Power battery manufacturing goes through four stages: battery materials, cells, battery modules and battery packs. Concepts that should be emphasized repeatedly throughout the systemThe technological theme of power batteries are: consistency requirements and standardized steps. From the perspective of technical implementation, the technological upgrade from small secondary batteries to power batteries cannot be easily achieved by simple "add". Power battery performance factors (power density, energy density, cycle life, safety, cost) are interrelated: high power and high energy are difficult to balance in design and manufacturing , and long-term high-power operation is serious. affects battery life, the heat generation phenomenon during high-power operation tests the safety performance of the battery, and power usage must be sacrificed to achieve longer life . High energy density has become a security risk. It is difficult to obmaintain overall technical satisfaction and can only seek balance. At the same time, it should be compared with the automobile fuel system. This is the biggest technological challenge. In terms of technical path choice, the inherent shortcomings of nickel-metal hydride batteries (self-discharge, low specific energy) mean that it is only a matter of time before they are replaced by batteries lithium. However, there are many arguments in favor of going the lithium battery route. Different electrode material systems can include lithium manganate, lithium iron phosphate, nickel-cobalt-manganese ternary and other technical routes. The technical routes most widely used by major lithium-ion battery manufacturers remain the lithium-manganese series and nickel-cobalt-manganese ternary technology.5KW battery (pack): add a battery management system, a supbattery port and protection system
Ordinary lithium ion power battery (<10AH) and large size lithium ion power battery (>20AH) What are the differences between the materials:
1. From the raw materials of the battery, the gram capacity is usually sacrificed to ensure the conductivity (such as the amount of carbon coating)
2. From the conductive agent A variety of combinations can be considered during selection
3. Increase the amount of conductive agent
4. Taking into account the overcurrent in the flow discharge ear and taking into account the quantity of conductive agent. internal resistance
5. It is generally best to consider the separator, mainly the thermal shrinkage and the safety of the separator due to heat release by discharge.

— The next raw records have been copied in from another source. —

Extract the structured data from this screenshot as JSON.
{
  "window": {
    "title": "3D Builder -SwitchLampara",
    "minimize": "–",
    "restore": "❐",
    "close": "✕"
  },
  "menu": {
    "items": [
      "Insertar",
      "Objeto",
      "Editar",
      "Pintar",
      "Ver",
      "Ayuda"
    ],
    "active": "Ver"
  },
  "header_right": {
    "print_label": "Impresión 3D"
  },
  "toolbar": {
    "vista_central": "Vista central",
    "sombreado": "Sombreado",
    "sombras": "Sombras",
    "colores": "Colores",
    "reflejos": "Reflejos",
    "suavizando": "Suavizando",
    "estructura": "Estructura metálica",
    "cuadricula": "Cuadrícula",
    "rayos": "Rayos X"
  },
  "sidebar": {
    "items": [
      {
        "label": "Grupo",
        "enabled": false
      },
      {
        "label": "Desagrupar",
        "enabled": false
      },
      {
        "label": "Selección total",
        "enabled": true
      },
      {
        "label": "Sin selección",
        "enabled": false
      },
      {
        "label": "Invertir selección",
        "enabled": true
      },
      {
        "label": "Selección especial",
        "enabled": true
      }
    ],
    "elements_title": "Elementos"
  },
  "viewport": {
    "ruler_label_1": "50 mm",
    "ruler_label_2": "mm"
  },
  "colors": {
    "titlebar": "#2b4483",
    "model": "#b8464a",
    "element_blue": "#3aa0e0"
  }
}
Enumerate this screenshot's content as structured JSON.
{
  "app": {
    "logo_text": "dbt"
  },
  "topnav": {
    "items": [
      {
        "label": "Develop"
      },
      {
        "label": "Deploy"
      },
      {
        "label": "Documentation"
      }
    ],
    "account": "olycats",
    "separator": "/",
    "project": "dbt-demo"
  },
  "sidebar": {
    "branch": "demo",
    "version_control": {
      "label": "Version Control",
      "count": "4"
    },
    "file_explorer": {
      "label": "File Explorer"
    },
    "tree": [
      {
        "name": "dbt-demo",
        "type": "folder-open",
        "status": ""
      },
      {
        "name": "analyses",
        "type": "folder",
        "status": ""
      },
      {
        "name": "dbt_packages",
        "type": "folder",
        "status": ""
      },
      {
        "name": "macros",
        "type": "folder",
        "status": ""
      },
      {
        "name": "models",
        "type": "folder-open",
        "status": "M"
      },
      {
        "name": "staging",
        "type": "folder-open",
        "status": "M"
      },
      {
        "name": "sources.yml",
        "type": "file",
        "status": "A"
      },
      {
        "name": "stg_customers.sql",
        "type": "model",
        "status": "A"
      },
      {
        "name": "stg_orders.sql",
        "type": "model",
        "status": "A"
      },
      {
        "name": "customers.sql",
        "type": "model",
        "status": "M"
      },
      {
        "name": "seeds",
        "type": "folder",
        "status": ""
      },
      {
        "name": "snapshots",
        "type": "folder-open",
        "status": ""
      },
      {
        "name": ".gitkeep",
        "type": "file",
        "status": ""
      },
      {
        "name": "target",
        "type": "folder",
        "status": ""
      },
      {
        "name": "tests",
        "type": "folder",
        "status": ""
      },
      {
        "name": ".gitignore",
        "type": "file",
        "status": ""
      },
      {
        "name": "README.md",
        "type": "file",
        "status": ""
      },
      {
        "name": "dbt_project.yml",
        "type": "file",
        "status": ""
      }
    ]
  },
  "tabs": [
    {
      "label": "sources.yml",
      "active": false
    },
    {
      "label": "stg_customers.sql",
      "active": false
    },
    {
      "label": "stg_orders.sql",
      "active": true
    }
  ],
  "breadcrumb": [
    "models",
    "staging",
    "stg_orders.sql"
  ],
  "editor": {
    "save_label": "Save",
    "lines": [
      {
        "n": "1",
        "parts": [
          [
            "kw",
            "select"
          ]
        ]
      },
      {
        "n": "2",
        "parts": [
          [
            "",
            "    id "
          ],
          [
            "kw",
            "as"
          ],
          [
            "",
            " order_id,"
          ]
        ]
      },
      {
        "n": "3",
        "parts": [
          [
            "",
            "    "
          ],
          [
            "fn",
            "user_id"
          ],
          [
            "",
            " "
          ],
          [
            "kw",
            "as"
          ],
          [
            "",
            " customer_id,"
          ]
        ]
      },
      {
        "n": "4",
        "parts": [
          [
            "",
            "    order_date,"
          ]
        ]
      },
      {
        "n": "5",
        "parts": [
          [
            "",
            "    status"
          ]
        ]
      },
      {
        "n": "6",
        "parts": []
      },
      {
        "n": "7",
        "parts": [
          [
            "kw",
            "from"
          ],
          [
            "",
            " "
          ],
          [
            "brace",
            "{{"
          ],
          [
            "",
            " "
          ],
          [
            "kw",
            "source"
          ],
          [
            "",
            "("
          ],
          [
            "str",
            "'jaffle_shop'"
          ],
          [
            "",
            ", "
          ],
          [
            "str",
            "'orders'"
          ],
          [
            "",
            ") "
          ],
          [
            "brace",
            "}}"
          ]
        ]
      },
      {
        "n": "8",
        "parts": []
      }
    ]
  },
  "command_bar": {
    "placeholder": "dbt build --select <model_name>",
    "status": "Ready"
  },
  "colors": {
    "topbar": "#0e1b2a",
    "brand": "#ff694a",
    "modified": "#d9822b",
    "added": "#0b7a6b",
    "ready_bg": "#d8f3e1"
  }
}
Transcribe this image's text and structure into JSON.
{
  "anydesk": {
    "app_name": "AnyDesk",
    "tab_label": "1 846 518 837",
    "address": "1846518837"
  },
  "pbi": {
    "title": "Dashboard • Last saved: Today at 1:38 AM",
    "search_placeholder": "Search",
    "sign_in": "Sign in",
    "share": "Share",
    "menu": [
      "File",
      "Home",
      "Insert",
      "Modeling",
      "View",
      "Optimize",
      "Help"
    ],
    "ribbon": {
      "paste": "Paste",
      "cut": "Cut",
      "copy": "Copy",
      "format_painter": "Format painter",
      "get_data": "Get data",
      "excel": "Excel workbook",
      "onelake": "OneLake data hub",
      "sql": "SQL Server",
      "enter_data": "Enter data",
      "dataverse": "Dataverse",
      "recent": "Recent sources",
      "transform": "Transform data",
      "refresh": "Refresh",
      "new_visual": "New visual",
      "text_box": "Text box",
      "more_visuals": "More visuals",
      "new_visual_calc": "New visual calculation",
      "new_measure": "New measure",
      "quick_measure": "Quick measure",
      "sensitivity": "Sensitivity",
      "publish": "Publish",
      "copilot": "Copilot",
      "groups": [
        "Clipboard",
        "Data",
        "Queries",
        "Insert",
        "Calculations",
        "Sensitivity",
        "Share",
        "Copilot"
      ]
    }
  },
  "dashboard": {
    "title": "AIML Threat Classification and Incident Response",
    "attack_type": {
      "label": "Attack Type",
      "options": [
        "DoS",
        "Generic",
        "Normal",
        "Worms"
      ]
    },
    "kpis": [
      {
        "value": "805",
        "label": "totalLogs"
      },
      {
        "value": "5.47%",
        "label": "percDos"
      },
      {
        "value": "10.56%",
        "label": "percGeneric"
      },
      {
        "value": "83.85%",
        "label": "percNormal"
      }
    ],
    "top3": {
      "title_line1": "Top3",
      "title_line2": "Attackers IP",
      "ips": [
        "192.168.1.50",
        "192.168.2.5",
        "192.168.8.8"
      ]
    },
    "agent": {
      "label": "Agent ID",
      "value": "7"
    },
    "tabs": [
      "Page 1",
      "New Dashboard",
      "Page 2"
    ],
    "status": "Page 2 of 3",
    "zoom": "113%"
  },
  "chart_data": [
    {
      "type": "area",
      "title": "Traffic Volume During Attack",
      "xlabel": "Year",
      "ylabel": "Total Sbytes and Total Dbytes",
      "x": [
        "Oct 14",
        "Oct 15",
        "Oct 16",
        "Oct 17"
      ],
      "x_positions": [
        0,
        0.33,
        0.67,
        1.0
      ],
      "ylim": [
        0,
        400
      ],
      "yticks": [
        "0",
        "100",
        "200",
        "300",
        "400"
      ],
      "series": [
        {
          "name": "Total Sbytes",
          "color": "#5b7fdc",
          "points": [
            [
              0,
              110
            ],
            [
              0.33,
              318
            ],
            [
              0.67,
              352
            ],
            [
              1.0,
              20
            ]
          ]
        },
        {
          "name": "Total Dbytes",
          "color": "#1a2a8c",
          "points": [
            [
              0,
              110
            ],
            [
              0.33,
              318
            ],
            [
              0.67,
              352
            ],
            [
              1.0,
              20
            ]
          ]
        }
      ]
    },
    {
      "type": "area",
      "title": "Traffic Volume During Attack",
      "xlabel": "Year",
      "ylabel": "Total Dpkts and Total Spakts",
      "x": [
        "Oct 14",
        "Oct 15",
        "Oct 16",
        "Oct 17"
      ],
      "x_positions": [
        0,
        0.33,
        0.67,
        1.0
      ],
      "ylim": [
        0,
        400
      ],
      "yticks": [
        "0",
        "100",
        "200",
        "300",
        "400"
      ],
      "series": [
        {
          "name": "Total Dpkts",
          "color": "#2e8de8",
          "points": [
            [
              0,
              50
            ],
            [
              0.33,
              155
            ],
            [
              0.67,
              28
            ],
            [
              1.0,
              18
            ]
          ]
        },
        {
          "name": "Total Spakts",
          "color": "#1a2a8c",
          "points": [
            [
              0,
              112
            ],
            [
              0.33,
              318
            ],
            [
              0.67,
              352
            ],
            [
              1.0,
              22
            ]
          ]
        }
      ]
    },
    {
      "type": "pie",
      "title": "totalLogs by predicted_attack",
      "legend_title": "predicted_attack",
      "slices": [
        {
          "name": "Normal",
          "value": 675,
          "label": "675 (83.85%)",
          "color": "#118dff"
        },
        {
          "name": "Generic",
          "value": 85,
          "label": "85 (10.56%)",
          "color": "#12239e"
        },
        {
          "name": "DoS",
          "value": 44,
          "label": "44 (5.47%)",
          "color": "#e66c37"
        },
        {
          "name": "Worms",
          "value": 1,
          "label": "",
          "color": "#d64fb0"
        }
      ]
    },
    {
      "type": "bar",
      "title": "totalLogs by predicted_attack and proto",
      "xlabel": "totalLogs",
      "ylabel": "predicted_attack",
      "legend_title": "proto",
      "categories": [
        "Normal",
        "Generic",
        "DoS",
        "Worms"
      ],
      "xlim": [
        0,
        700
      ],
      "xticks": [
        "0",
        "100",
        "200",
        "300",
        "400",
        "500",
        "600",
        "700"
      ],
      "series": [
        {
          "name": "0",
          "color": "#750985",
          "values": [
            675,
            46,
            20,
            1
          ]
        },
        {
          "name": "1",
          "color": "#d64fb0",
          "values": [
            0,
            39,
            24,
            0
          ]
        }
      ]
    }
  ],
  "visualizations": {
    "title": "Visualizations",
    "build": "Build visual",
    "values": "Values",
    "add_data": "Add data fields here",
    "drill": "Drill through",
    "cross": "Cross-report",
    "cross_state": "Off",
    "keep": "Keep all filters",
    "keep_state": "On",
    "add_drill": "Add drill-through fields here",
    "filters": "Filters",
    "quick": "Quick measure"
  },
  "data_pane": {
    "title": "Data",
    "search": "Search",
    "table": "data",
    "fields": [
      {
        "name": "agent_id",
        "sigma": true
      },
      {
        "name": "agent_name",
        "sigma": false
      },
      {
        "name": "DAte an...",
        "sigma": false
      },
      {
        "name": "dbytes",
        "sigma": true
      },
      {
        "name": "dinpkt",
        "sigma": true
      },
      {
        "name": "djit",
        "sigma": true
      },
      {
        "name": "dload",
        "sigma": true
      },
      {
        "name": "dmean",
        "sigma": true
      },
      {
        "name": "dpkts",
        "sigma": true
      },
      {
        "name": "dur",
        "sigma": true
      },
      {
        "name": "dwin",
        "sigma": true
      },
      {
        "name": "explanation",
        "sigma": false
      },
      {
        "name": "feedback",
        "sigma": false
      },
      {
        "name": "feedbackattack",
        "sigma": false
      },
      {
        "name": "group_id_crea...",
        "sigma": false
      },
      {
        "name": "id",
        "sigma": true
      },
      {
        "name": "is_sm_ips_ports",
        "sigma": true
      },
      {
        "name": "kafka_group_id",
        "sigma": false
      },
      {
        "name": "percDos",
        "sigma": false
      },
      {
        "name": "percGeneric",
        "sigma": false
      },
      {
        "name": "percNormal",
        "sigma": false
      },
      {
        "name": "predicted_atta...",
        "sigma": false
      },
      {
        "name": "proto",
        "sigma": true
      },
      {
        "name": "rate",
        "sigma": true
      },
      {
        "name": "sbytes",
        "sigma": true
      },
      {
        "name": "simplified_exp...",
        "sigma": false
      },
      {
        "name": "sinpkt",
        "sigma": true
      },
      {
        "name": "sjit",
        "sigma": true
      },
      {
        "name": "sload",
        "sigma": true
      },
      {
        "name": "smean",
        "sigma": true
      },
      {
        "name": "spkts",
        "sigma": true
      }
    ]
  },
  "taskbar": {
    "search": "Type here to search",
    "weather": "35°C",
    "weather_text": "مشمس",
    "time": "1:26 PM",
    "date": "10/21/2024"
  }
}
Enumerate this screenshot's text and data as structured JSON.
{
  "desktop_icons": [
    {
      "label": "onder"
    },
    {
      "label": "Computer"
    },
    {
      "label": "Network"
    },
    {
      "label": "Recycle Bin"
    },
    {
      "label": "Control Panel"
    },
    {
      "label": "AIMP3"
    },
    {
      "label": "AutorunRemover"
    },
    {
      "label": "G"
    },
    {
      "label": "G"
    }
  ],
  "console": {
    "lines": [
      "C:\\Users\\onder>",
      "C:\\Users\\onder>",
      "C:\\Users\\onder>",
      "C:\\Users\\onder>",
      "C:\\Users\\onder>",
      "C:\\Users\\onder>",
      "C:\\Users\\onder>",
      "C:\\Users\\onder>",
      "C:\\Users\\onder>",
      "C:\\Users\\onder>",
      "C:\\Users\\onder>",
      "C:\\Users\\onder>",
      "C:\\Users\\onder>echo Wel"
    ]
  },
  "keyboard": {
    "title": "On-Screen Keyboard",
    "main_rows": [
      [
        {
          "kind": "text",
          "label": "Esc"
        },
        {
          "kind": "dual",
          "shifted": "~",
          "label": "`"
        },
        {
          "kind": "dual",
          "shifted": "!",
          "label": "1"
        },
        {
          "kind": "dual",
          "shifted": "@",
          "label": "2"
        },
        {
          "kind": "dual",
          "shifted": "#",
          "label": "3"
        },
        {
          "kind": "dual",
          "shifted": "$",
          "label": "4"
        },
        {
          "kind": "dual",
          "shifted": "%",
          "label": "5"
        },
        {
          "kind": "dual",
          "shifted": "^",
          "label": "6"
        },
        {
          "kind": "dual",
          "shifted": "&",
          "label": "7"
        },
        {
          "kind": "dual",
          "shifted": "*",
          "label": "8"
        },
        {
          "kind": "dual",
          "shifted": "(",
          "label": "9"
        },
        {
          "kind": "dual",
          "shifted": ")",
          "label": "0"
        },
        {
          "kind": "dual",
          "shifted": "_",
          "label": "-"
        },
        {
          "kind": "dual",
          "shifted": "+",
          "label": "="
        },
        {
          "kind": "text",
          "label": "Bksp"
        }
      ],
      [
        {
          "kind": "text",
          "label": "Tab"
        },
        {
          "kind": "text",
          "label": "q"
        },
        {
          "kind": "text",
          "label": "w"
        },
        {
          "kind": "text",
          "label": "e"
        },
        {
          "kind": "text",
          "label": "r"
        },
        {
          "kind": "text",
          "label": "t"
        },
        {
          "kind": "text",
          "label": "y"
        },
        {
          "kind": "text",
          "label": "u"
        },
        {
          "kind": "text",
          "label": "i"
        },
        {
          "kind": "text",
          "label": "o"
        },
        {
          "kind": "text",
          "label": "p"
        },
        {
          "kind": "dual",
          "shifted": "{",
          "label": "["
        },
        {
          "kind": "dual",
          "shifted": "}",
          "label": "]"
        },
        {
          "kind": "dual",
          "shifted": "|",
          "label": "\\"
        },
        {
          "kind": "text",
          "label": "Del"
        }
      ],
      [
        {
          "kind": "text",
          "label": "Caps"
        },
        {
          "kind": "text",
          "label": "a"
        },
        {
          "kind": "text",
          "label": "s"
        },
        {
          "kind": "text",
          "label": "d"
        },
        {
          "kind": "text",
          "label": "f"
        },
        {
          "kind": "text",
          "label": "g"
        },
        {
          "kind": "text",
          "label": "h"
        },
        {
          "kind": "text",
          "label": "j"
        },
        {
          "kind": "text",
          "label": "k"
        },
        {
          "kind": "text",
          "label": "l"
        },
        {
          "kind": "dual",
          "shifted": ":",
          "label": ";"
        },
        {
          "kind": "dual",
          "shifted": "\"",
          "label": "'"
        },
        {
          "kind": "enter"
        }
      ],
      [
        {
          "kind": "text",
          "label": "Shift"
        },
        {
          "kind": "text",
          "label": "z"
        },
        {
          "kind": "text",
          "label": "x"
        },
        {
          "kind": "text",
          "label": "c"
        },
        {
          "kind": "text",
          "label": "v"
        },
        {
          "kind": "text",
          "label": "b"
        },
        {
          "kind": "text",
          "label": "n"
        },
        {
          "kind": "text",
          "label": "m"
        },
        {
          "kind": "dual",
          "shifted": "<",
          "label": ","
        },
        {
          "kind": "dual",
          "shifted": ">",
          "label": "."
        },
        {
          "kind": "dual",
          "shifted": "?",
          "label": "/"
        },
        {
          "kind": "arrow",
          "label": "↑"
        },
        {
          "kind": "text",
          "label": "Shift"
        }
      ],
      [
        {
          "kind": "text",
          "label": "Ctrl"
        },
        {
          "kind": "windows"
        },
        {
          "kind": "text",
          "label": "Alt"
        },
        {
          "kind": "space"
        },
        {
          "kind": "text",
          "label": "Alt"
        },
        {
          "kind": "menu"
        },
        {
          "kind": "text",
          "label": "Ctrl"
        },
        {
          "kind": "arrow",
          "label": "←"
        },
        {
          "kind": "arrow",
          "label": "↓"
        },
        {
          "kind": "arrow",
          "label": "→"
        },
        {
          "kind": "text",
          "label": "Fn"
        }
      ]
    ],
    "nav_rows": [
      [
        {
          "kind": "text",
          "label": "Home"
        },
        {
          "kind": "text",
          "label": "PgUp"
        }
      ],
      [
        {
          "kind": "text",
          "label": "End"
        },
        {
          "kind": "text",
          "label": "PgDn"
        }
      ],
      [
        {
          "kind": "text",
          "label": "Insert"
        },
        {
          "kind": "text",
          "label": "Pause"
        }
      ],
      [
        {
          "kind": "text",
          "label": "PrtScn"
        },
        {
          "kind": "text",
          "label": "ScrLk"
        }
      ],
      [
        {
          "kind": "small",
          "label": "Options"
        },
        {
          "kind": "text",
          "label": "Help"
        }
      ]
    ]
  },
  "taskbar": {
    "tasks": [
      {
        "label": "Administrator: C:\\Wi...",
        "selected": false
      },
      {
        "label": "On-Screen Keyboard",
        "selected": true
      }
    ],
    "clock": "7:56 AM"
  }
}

6 The electrolyte is usually a rate. discharge electrolyte
7. The choiceof the cap is also the same discharge rate, which also involves heat sensitivity issues and solder joint issues related to heat release.
Now that the end of the oil era is gradually coming to an end, electricity is beginning to gradually replace gasoline, and the heart of the car is beginning to transform into a battery. Nanotechnology is the key to all of this. -Expected high-performance lithium battery, which has an accuracy of 1 billion precision technology down to the tenth of a meter.